Весна наступила ранняя, негаданная. Вдруг потянуло низким теплым ветром. Отсырели, набухли сугробины, ноздреватой чернью покрылись. По утрам все чаще проглядывало солнце, раздирая лучами смерзшиеся облака. И Егор затосковал по Волге, по своему старенькому колесному пароходу в затоне: как-то там судоремонт идет?.. Тоскуя, он вынул пз родительского сундука залежалую с предзимья шинель, всю в волнистых складках, подергал медные пуговицы (крепко ли пришиты?), потом схватил с печного подпылка холодные уголья да начал в упоении надраивать медь.
С неделю в одиночку маялся Батурин и наконец, не совладав с тоской матросской души, кинулся к ферме...
Денек выдался веселый, светозарный. С тесовой, в елочку, крыши фермы длинные, огнистые срывались капли; всюду — проплешины вытаявшего прошлогоднего навоза, солнечный блеск луж, вызвон ручьев, сырой духовитый пар от земли, от дерева, даже от этого белого фартучка Аннушки, которая стояла настороже, с вилами, будто хотела уберечься от налетевшего на нее, как шквал, Егора.

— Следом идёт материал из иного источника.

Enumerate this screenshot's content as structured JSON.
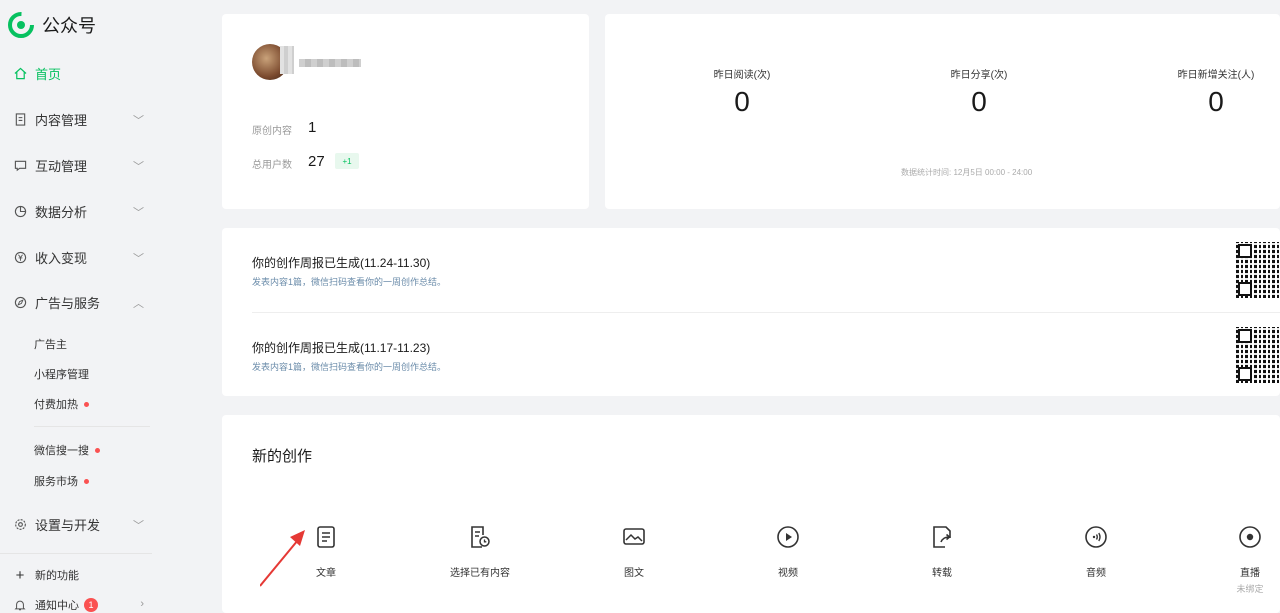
{
  "brand": {
    "name": "公众号",
    "logo_icon": "wechat-official-account-logo-icon",
    "color": "#07c160"
  },
  "sidebar": {
    "items": [
      {
        "label": "首页",
        "icon": "home-icon",
        "active": true
      },
      {
        "label": "内容管理",
        "icon": "document-icon",
        "expanded": false
      },
      {
        "label": "互动管理",
        "icon": "chat-icon",
        "expanded": false
      },
      {
        "label": "数据分析",
        "icon": "pie-chart-icon",
        "expanded": false
      },
      {
        "label": "收入变现",
        "icon": "yen-icon",
        "expanded": false
      },
      {
        "label": "广告与服务",
        "icon": "compass-icon",
        "expanded": true
      },
      {
        "label": "设置与开发",
        "icon": "settings-icon",
        "expanded": false
      }
    ],
    "sub_items": [
      {
        "label": "广告主",
        "dot": false
      },
      {
        "label": "小程序管理",
        "dot": false
      },
      {
        "label": "付费加热",
        "dot": true
      },
      {
        "label": "微信搜一搜",
        "dot": true
      },
      {
        "label": "服务市场",
        "dot": true
      }
    ],
    "new_feature": "新的功能",
    "notifications": {
      "label": "通知中心",
      "count": "1"
    }
  },
  "profile": {
    "original_label": "原创内容",
    "original_value": "1",
    "users_label": "总用户数",
    "users_value": "27",
    "users_delta": "+1"
  },
  "stats": {
    "metrics": [
      {
        "label": "昨日阅读(次)",
        "value": "0"
      },
      {
        "label": "昨日分享(次)",
        "value": "0"
      },
      {
        "label": "昨日新增关注(人)",
        "value": "0"
      }
    ],
    "note": "数据统计时间: 12月5日 00:00 - 24:00"
  },
  "reports": [
    {
      "title": "你的创作周报已生成(11.24-11.30)",
      "desc": "发表内容1篇，微信扫码查看你的一周创作总结。"
    },
    {
      "title": "你的创作周报已生成(11.17-11.23)",
      "desc": "发表内容1篇，微信扫码查看你的一周创作总结。"
    }
  ],
  "create": {
    "title": "新的创作",
    "tools": [
      {
        "label": "文章",
        "icon": "article-icon"
      },
      {
        "label": "选择已有内容",
        "icon": "existing-content-icon"
      },
      {
        "label": "图文",
        "icon": "image-text-icon"
      },
      {
        "label": "视频",
        "icon": "video-play-icon"
      },
      {
        "label": "转载",
        "icon": "repost-icon"
      },
      {
        "label": "音频",
        "icon": "audio-icon"
      },
      {
        "label": "直播",
        "icon": "live-icon",
        "sub": "未绑定"
      }
    ]
  }
}
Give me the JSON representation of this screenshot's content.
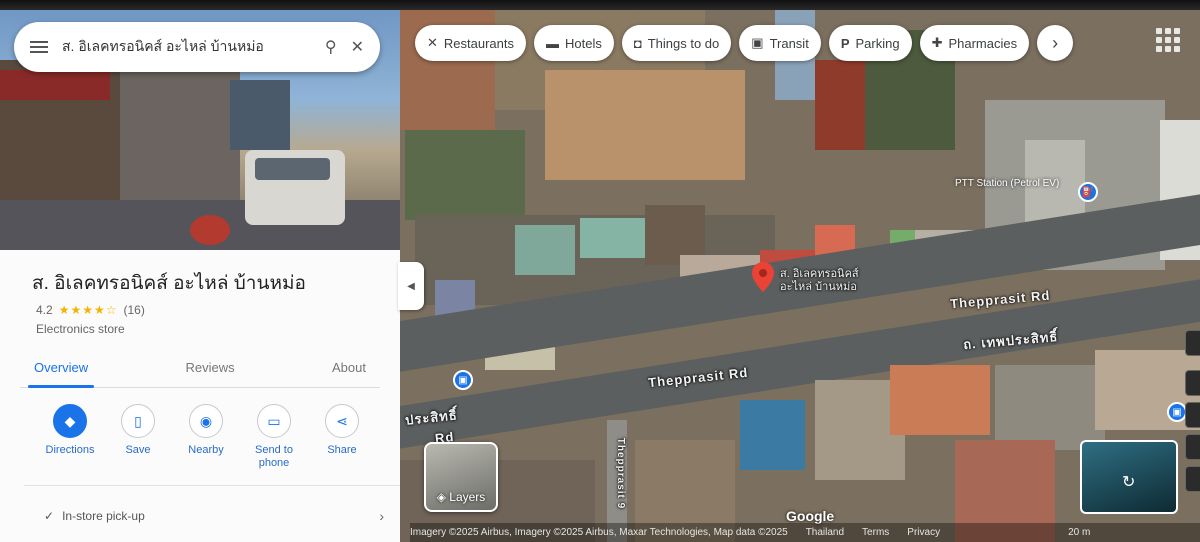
{
  "search": {
    "query": "ส. อิเลคทรอนิคส์ อะไหล่ บ้านหม่อ"
  },
  "place": {
    "name": "ส. อิเลคทรอนิคส์ อะไหล่ บ้านหม่อ",
    "rating": "4.2",
    "stars": "★★★★☆",
    "review_count": "(16)",
    "category": "Electronics store"
  },
  "tabs": [
    "Overview",
    "Reviews",
    "About"
  ],
  "actions": [
    {
      "label": "Directions",
      "icon": "directions-icon",
      "glyph": "◆"
    },
    {
      "label": "Save",
      "icon": "bookmark-icon",
      "glyph": "▯"
    },
    {
      "label": "Nearby",
      "icon": "nearby-icon",
      "glyph": "◉"
    },
    {
      "label": "Send to phone",
      "icon": "phone-icon",
      "glyph": "▭"
    },
    {
      "label": "Share",
      "icon": "share-icon",
      "glyph": "⋖"
    }
  ],
  "pickup": {
    "label": "In-store pick-up"
  },
  "chips": [
    {
      "label": "Restaurants",
      "icon": "fork-knife-icon",
      "glyph": "🍴"
    },
    {
      "label": "Hotels",
      "icon": "bed-icon",
      "glyph": "▬"
    },
    {
      "label": "Things to do",
      "icon": "camera-icon",
      "glyph": "◘"
    },
    {
      "label": "Transit",
      "icon": "bus-icon",
      "glyph": "▣"
    },
    {
      "label": "Parking",
      "icon": "parking-icon",
      "glyph": "P"
    },
    {
      "label": "Pharmacies",
      "icon": "pharmacy-icon",
      "glyph": "✚"
    }
  ],
  "map": {
    "roads": {
      "main_1": "Thepprasit Rd",
      "main_2": "Thepprasit Rd",
      "thai_road": "ถ. เทพประสิทธิ์",
      "left_fragment": "ประสิทธิ์",
      "left_fragment_2": "Rd",
      "side_street": "Thepprasit 9"
    },
    "pin_label": "ส. อิเลคทรอนิคส์\nอะไหล่ บ้านหม่อ",
    "poi_label": "PTT Station (Petrol EV)",
    "layers_label": "Layers",
    "google_logo": "Google",
    "attribution": {
      "imagery": "Imagery ©2025 Airbus, Imagery ©2025 Airbus, Maxar Technologies, Map data ©2025",
      "region": "Thailand",
      "terms": "Terms",
      "privacy": "Privacy",
      "scale": "20 m"
    }
  },
  "colors": {
    "accent": "#1a73e8",
    "star": "#f2b400",
    "pin": "#ea4335"
  }
}
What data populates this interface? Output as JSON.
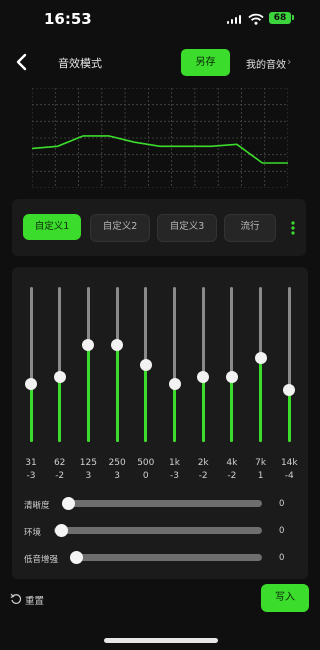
{
  "status": {
    "time": "16:53",
    "battery": "68"
  },
  "header": {
    "title": "音效模式",
    "save_as": "另存",
    "my_effects": "我的音效",
    "accent": "#3cdc2c"
  },
  "curve": {
    "values": [
      -2.5,
      -2,
      0.5,
      0.5,
      -1,
      -2,
      -2,
      -2,
      -1.5,
      -6,
      -6
    ],
    "range": [
      -12,
      12
    ]
  },
  "presets": [
    "自定义1",
    "自定义2",
    "自定义3",
    "流行"
  ],
  "eq": {
    "bands": [
      {
        "freq": "31",
        "gain": "-3",
        "level": -3
      },
      {
        "freq": "62",
        "gain": "-2",
        "level": -2
      },
      {
        "freq": "125",
        "gain": "3",
        "level": 3
      },
      {
        "freq": "250",
        "gain": "3",
        "level": 3
      },
      {
        "freq": "500",
        "gain": "0",
        "level": 0
      },
      {
        "freq": "1k",
        "gain": "-3",
        "level": -3
      },
      {
        "freq": "2k",
        "gain": "-2",
        "level": -2
      },
      {
        "freq": "4k",
        "gain": "-2",
        "level": -2
      },
      {
        "freq": "7k",
        "gain": "1",
        "level": 1
      },
      {
        "freq": "14k",
        "gain": "-4",
        "level": -4
      }
    ],
    "level_range": [
      -12,
      12
    ]
  },
  "sliders": [
    {
      "label": "清晰度",
      "value": "0"
    },
    {
      "label": "环境",
      "value": "0"
    },
    {
      "label": "低音增强",
      "value": "0"
    }
  ],
  "footer": {
    "reset": "重置",
    "write": "写入"
  }
}
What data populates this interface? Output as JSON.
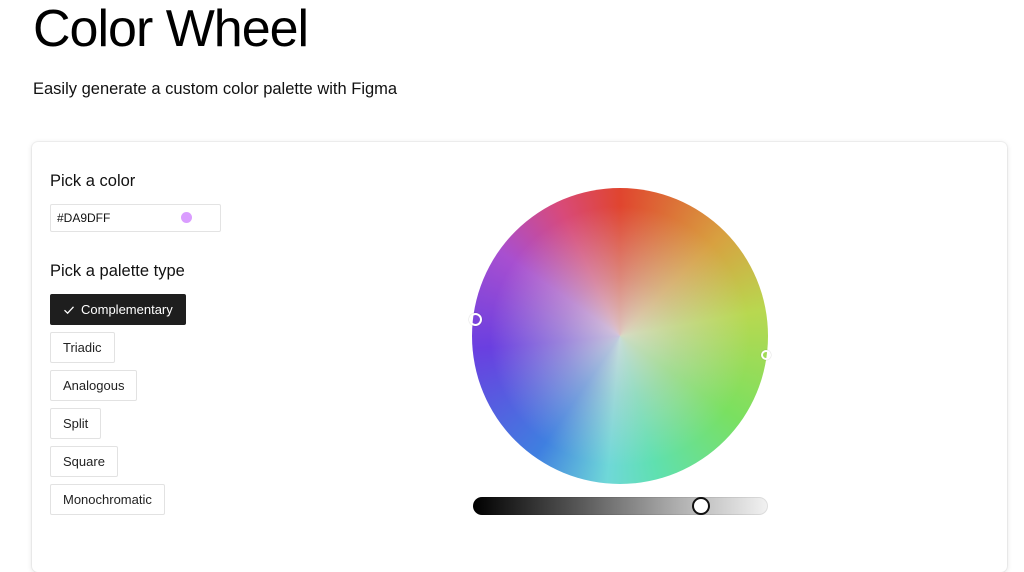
{
  "header": {
    "title": "Color Wheel",
    "subtitle": "Easily generate a custom color palette with Figma"
  },
  "picker": {
    "label": "Pick a color",
    "hex_value": "#DA9DFF",
    "swatch_color": "#DA9DFF"
  },
  "palette": {
    "label": "Pick a palette type",
    "selected": "Complementary",
    "selected_icon": "check-icon",
    "options": [
      "Complementary",
      "Triadic",
      "Analogous",
      "Split",
      "Square",
      "Monochromatic"
    ]
  },
  "wheel": {
    "handles": [
      "hue-handle-primary",
      "hue-handle-complement"
    ]
  },
  "lightness": {
    "value": 0.79
  }
}
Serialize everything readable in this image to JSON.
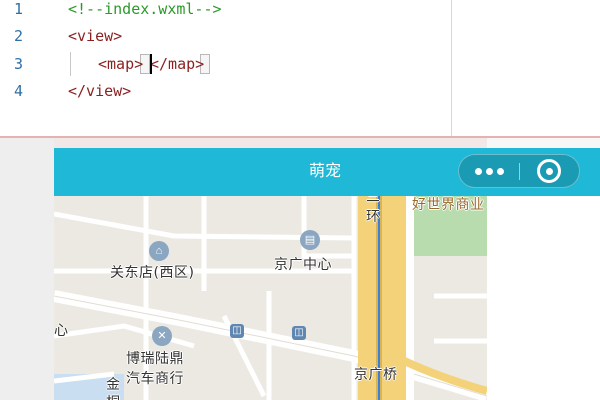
{
  "editor": {
    "lines": [
      {
        "number": "1",
        "text": "<!--index.wxml-->"
      },
      {
        "number": "2",
        "text": "<view>"
      },
      {
        "number": "3",
        "text_open": "<map>",
        "text_close": "</map>"
      },
      {
        "number": "4",
        "text": "</view>"
      }
    ]
  },
  "simulator": {
    "nav_title": "萌宠",
    "capsule": {
      "more_icon": "more-dots-icon",
      "close_icon": "target-circle-icon"
    },
    "map_labels": [
      "关东店(西区)",
      "京广中心",
      "好世界商业",
      "三",
      "环",
      "博瑞陆鼎",
      "汽车商行",
      "京广桥",
      "心",
      "金",
      "桐"
    ]
  },
  "colors": {
    "navbar": "#1fb8d6",
    "comment": "#2a9a2a",
    "tag": "#8a1f1f",
    "line_number": "#2f6fa5",
    "road_major": "#f3d27a"
  }
}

— Ну, Анка! — смело, отчетливо, под дружную капель, заговорил тот.— Пора, Анка, свадьбу ладить да и в дорогу готовиться!
— Это в какую еще дорогу? — насторожилась Аннушка.
— А вот как я порешил: свадьбу сыграем и сразу в затон двинем, на мой пароход. Девчонка ты справная: поначалу станешь судомойкой, а там и в буфет перейдешь, не сомневайся. И дадут нам, молодоженам, отдельную каюту, п начнем мы...
— Быстро же ты все решил! — перебила строптивая девушка.— Даже меня не спрашивал!
— Да ты разве вперекор пойдешь? Все жены речников их судьбу делят: таков закон на Волге.
— А наш кержацкий закон ты забыл? Всегда здесь, хоть в Наренге, хоть в любом выселке, баба полосой правила, стряпухой и хозяйкой была, присмотрщицей за ребятишками, пока мужики лесовали.
— То ж раньше было,— присвистнул Егор.— Чего ж за старое-то держаться?
— Нет, Егорка, здесь мне каждая верба-глушица знакома, каждая переложина луговая, и никуда я с родины не уеду.